Bien plus qu’une simple pièce fonctionnelle, la cuisine est un lieu de partage. Dorénavant souvent ouverte sur le salon, il s’agit de soigner un éclairage qui se doit d’offrir un confort visuel tout en étant esthétique. Les rails de LED alignées et intégrées au-dessus du plan de travail, de l’évier et des plaques de cuisine sont à privilégier. Pour ce qui est de l’espace de table, on opte cependant pour un luminaire avant tout design et décoratif.
Depuis la pandémie, la chambre se veut multi-usage. Si elle demeure un lieu où l’on cherche avant tout une ambiance reposante, on s’y plaît à présent également pour lire et travailler depuis son lit. L’idéal ici est de prévoir plusieurstypes de luminaires. Les lumières trop vives sont de toute façon à proscrire mais optez pour un plafonnier avec ampoule à lumière chaude, une lampe à poser sur la table de chevet qui soit directement tournée vers vous et enfin, prévoir des spots vitrines à fixer dans la penderie.

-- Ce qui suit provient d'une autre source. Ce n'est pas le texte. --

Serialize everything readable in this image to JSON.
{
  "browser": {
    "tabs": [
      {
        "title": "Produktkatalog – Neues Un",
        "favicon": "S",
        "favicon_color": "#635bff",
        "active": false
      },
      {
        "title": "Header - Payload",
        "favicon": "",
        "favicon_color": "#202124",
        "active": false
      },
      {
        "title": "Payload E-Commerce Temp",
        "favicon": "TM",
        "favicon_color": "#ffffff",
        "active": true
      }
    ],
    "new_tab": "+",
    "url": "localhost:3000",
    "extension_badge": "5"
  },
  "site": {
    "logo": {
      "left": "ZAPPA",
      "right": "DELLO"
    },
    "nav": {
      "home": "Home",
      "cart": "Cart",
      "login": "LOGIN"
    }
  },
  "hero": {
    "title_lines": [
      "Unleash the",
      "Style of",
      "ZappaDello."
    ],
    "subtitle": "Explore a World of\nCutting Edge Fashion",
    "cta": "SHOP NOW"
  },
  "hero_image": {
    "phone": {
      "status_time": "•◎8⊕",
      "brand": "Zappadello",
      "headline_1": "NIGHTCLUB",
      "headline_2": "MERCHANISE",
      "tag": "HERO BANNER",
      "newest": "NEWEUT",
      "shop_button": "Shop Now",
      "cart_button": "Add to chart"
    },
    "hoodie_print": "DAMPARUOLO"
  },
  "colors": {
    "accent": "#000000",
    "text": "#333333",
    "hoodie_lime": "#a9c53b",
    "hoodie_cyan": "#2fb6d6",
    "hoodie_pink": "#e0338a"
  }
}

Le plus souvent dépourvues de fenêtres, nos salles de bain ont besoin d’un éclairage soigné. L’objectif étant de se rapprocher de la lumière du jour sans agresser nos yeux dès le matin. Ici, il est indiqué d’éclairer l’ensemble de la pièce avec une lumière générale aux couleurs chaudes et de façon plus soutenue et directe la zone stratégique qu’est celle du miroir. Avec des LED intégrées, attention à positionner correctement les spots. Trop bas, ceux-ci donnent mauvaise mine et trop hauts, ceux-ci accentuent les cernes.